Este libro, El abuelo Delibes (Destino), de Germán Delibes, el segundo de los 18 nietos del escritor vallisoletano, se lee como si uno hubiera entrado en las casas, en el inolvidable retiro familiar de Sedano, en el entorno familiar de Valladolid, e incluso...
en el alma dolorida, pero tantas veces alegre, del autor de Señora de rojo sobre fondo gris, en el que Delibes vuelca el inolvidable amor de su vida, su mujer, Ángeles. Para contar esa vida en la casa y en el campo, Germán (Valladolid, 1973) habló con sus padres, con sus hermanos, con sus primos (entre ellos, Elisa Silió, compañera en EL PAÍS, el periódico que pudo haber dirigido su abuelo), y el resultado de la pesquisa es ahora un recuento que parece escrito para ser leído en una de las estancias tranquilas de Sedano. Él es maestro de primaria en Castilla y León. Como el abuelo, como todos en esa casa, es un apasionado de los deportes.

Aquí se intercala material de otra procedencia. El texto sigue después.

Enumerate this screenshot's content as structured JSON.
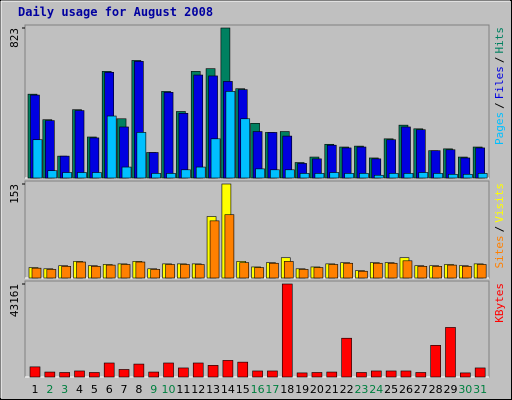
{
  "title": "Daily usage for August 2008",
  "chart_data": [
    {
      "type": "bar",
      "ylim": [
        0,
        823
      ],
      "yticks": [
        823
      ],
      "legend_separator": "/",
      "series": [
        {
          "name": "Hits",
          "color": "#008060",
          "values": [
            460,
            320,
            120,
            375,
            225,
            585,
            325,
            645,
            140,
            475,
            365,
            585,
            600,
            823,
            490,
            300,
            250,
            255,
            85,
            115,
            185,
            170,
            175,
            110,
            215,
            290,
            270,
            150,
            160,
            115,
            170
          ]
        },
        {
          "name": "Files",
          "color": "#0000e0",
          "values": [
            455,
            315,
            120,
            370,
            220,
            580,
            280,
            640,
            140,
            470,
            355,
            565,
            560,
            530,
            485,
            255,
            250,
            230,
            80,
            105,
            180,
            165,
            170,
            105,
            210,
            280,
            265,
            150,
            155,
            110,
            165
          ]
        },
        {
          "name": "Pages",
          "color": "#00c0ff",
          "values": [
            210,
            40,
            30,
            30,
            30,
            340,
            60,
            250,
            25,
            25,
            45,
            60,
            215,
            475,
            325,
            50,
            45,
            45,
            25,
            25,
            30,
            25,
            25,
            15,
            25,
            25,
            30,
            25,
            20,
            20,
            25
          ]
        }
      ]
    },
    {
      "type": "bar",
      "ylim": [
        0,
        153
      ],
      "yticks": [
        153
      ],
      "legend_separator": "/",
      "series": [
        {
          "name": "Visits",
          "color": "#ffff00",
          "values": [
            17,
            15,
            20,
            27,
            20,
            22,
            23,
            27,
            15,
            23,
            23,
            23,
            100,
            153,
            27,
            18,
            25,
            33,
            15,
            18,
            23,
            25,
            12,
            25,
            25,
            33,
            20,
            20,
            22,
            20,
            23
          ]
        },
        {
          "name": "Sites",
          "color": "#ff8000",
          "values": [
            16,
            14,
            19,
            26,
            19,
            21,
            22,
            26,
            14,
            22,
            22,
            22,
            93,
            103,
            25,
            17,
            24,
            27,
            14,
            17,
            22,
            24,
            11,
            24,
            24,
            28,
            19,
            19,
            21,
            19,
            22
          ]
        }
      ]
    },
    {
      "type": "bar",
      "ylim": [
        0,
        43161
      ],
      "yticks": [
        43161
      ],
      "series": [
        {
          "name": "KBytes",
          "color": "#ff0000",
          "values": [
            4700,
            2300,
            2100,
            2800,
            2100,
            6500,
            3500,
            6000,
            2300,
            6500,
            4200,
            6500,
            5400,
            7700,
            6900,
            2800,
            2800,
            43161,
            1900,
            2100,
            2300,
            18000,
            2100,
            2800,
            2800,
            2800,
            2100,
            14700,
            23000,
            1900,
            4200
          ]
        }
      ],
      "categories": [
        "1",
        "2",
        "3",
        "4",
        "5",
        "6",
        "7",
        "8",
        "9",
        "10",
        "11",
        "12",
        "13",
        "14",
        "15",
        "16",
        "17",
        "18",
        "19",
        "20",
        "21",
        "22",
        "23",
        "24",
        "25",
        "26",
        "27",
        "28",
        "29",
        "30",
        "31"
      ],
      "category_colors": [
        "#000000",
        "#008040",
        "#008040",
        "#000000",
        "#000000",
        "#000000",
        "#000000",
        "#000000",
        "#008040",
        "#008040",
        "#000000",
        "#000000",
        "#000000",
        "#000000",
        "#000000",
        "#008040",
        "#008040",
        "#000000",
        "#000000",
        "#000000",
        "#000000",
        "#000000",
        "#008040",
        "#008040",
        "#000000",
        "#000000",
        "#000000",
        "#000000",
        "#000000",
        "#008040",
        "#008040"
      ]
    }
  ]
}
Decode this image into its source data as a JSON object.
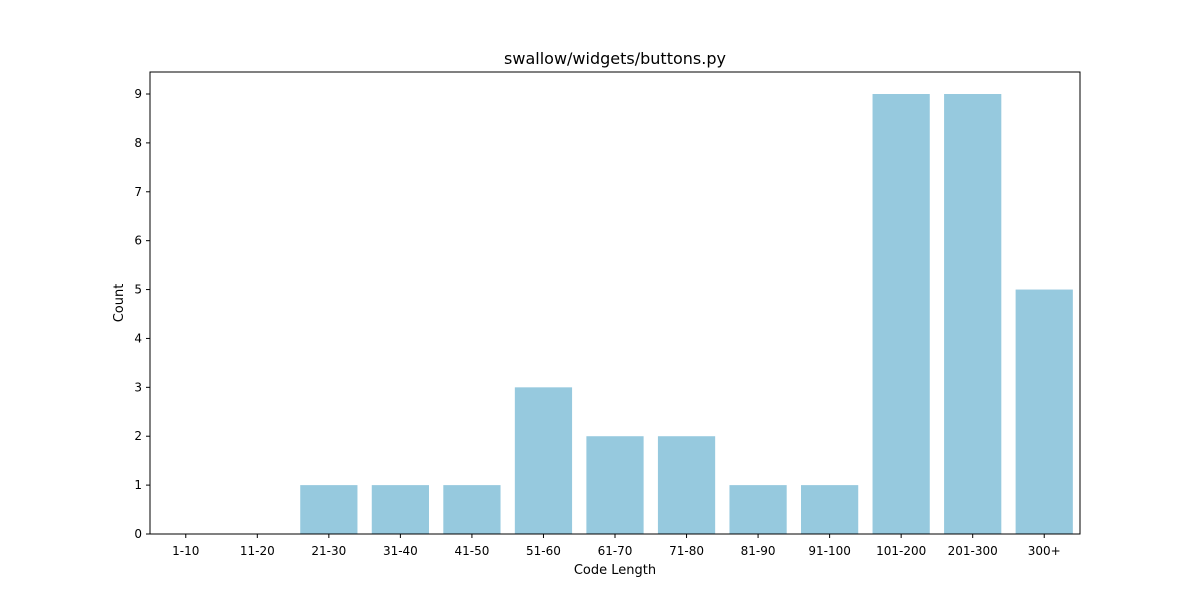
{
  "chart_data": {
    "type": "bar",
    "title": "swallow/widgets/buttons.py",
    "xlabel": "Code Length",
    "ylabel": "Count",
    "categories": [
      "1-10",
      "11-20",
      "21-30",
      "31-40",
      "41-50",
      "51-60",
      "61-70",
      "71-80",
      "81-90",
      "91-100",
      "101-200",
      "201-300",
      "300+"
    ],
    "values": [
      0,
      0,
      1,
      1,
      1,
      3,
      2,
      2,
      1,
      1,
      9,
      9,
      5
    ],
    "ylim": [
      0,
      9.45
    ],
    "yticks": [
      0,
      1,
      2,
      3,
      4,
      5,
      6,
      7,
      8,
      9
    ],
    "grid": false,
    "bar_color": "#96c9de"
  }
}
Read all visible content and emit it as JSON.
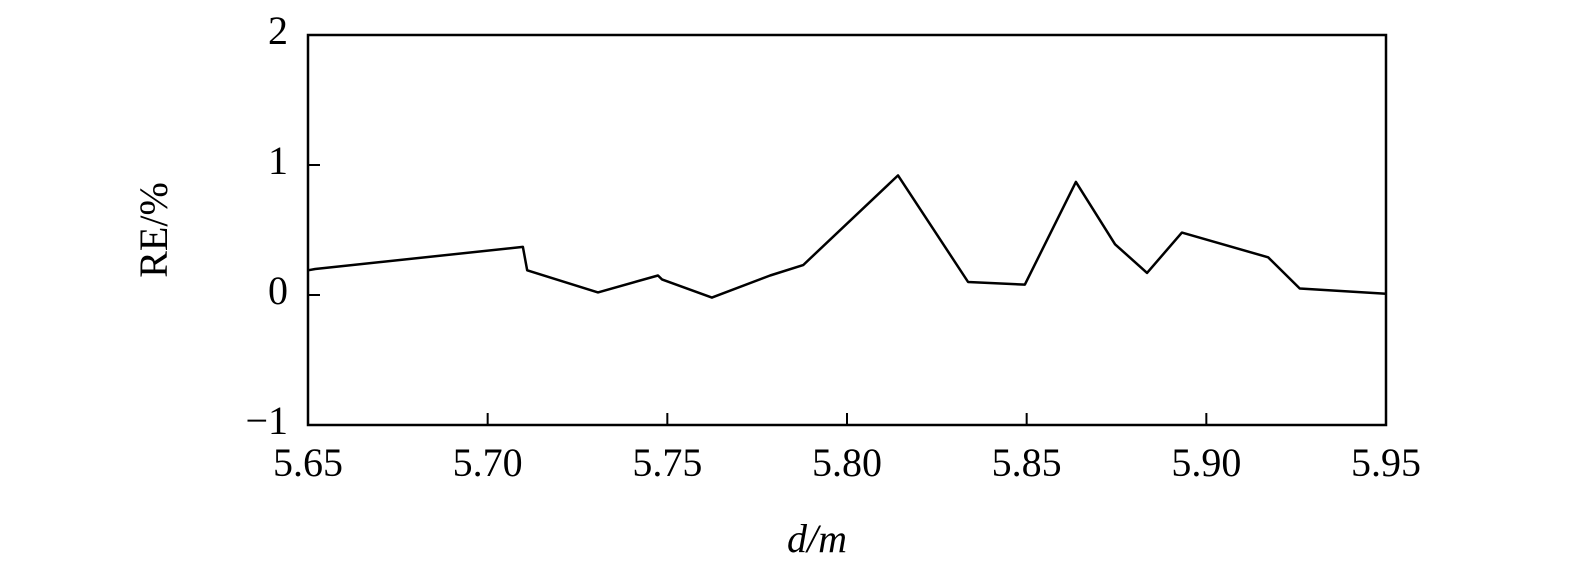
{
  "chart_data": {
    "type": "line",
    "xlabel": "d/m",
    "ylabel": "RE/%",
    "x": [
      5.65,
      5.652,
      5.7098,
      5.711,
      5.7307,
      5.7474,
      5.7485,
      5.7624,
      5.7786,
      5.7878,
      5.8142,
      5.8337,
      5.8495,
      5.8637,
      5.8746,
      5.8835,
      5.8932,
      5.9172,
      5.926,
      5.95
    ],
    "series": [
      {
        "color": "#000000",
        "values": [
          0.19,
          0.2,
          0.37,
          0.19,
          0.02,
          0.15,
          0.12,
          -0.02,
          0.15,
          0.23,
          0.92,
          0.1,
          0.08,
          0.87,
          0.39,
          0.17,
          0.48,
          0.29,
          0.05,
          0.01
        ]
      }
    ],
    "xlim": [
      5.65,
      5.95
    ],
    "xticks": [
      5.65,
      {
        "value": 5.7,
        "label": "5.70"
      },
      5.75,
      {
        "value": 5.8,
        "label": "5.80"
      },
      5.85,
      {
        "value": 5.9,
        "label": "5.90"
      },
      5.95
    ],
    "ylim": [
      -1,
      2
    ],
    "yticks": [
      {
        "value": -1,
        "label": "−1"
      },
      0,
      1,
      2
    ]
  }
}
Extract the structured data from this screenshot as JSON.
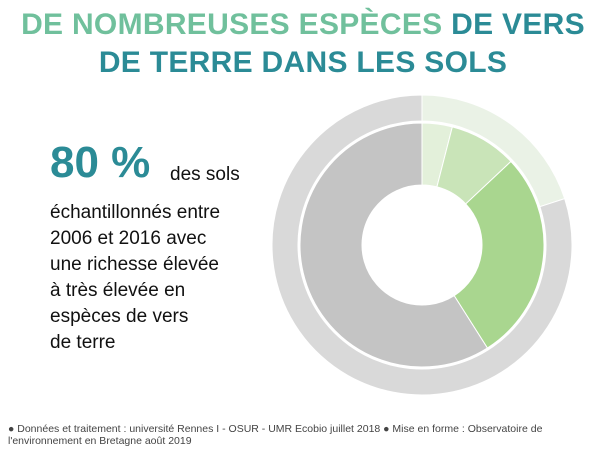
{
  "title_part1": "DE NOMBREUSES ESPÈCES",
  "title_part2": "DE VERS",
  "title_line2": "DE TERRE DANS LES SOLS",
  "highlight": "80 %",
  "body_lines": [
    "des sols",
    "échantillonnés entre",
    "2006 et 2016 avec",
    "une richesse élevée",
    "à très élevée en",
    "espèces de vers",
    "de terre"
  ],
  "footnote": "● Données et traitement : université Rennes I - OSUR - UMR Ecobio juillet 2018 ● Mise en forme : Observatoire de l'environnement en Bretagne août 2019",
  "chart_data": {
    "type": "donut",
    "rings": [
      {
        "values": [
          20,
          80
        ],
        "colors": [
          "#eaf2e6",
          "#d9d9d9"
        ]
      },
      {
        "values": [
          4,
          9,
          28,
          59
        ],
        "colors": [
          "#e3f0da",
          "#c9e4b8",
          "#a9d68f",
          "#c4c4c4"
        ]
      }
    ]
  }
}
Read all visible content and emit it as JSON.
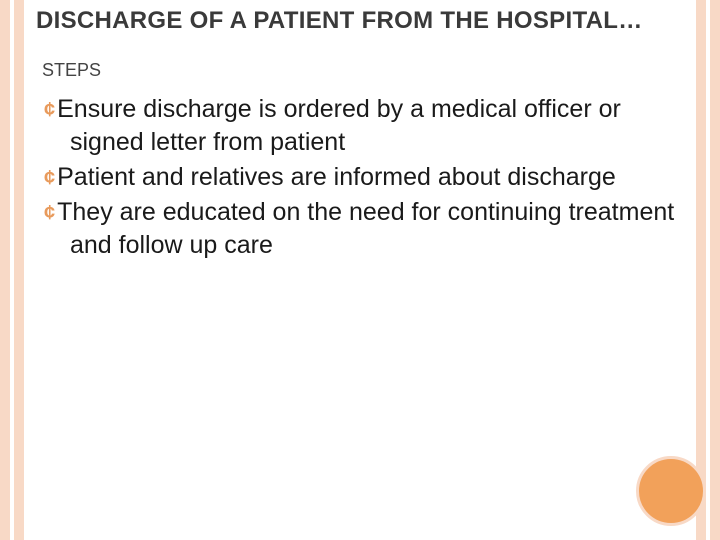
{
  "theme": {
    "stripe_color": "#f8d9c6",
    "circle_fill": "#f2a15a",
    "circle_border": "#f8d9c6",
    "bullet_color": "#e89a5b",
    "title_color": "#3a3a3a",
    "text_color": "#1a1a1a",
    "background": "#ffffff",
    "title_fontsize": 24,
    "body_fontsize": 25,
    "subhead_fontsize": 18
  },
  "title": "DISCHARGE OF A PATIENT FROM THE HOSPITAL…",
  "subhead": "STEPS",
  "bullet_glyph": "¢",
  "bullets": [
    "Ensure discharge is ordered by a medical officer or signed letter from patient",
    "Patient and relatives are informed about discharge",
    "They are educated on the need for continuing treatment and follow up care"
  ]
}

Pregunta. ¿Cómo veía de niño los estados de ánimo del abuelo?
Respuesta. Cambiaban según las circunstancias. No era el mismo en una jornada de caza con su cuadrilla que en la víspera del premio Cervantes, ni era igual en una entrevista en televisión que jugando un partido de tenis en Sedano. Cerca de la familia y en el campo se encontraba mejor. De niño lo veía como un abuelo normal, aunque algo más ocupado que otros. Con el paso de los años, y siendo el segundo de los 18 nietos, se convierte en una relación más estrecha al compartir con él, tanto yo como muchos de mis primos, algunas de sus aficiones.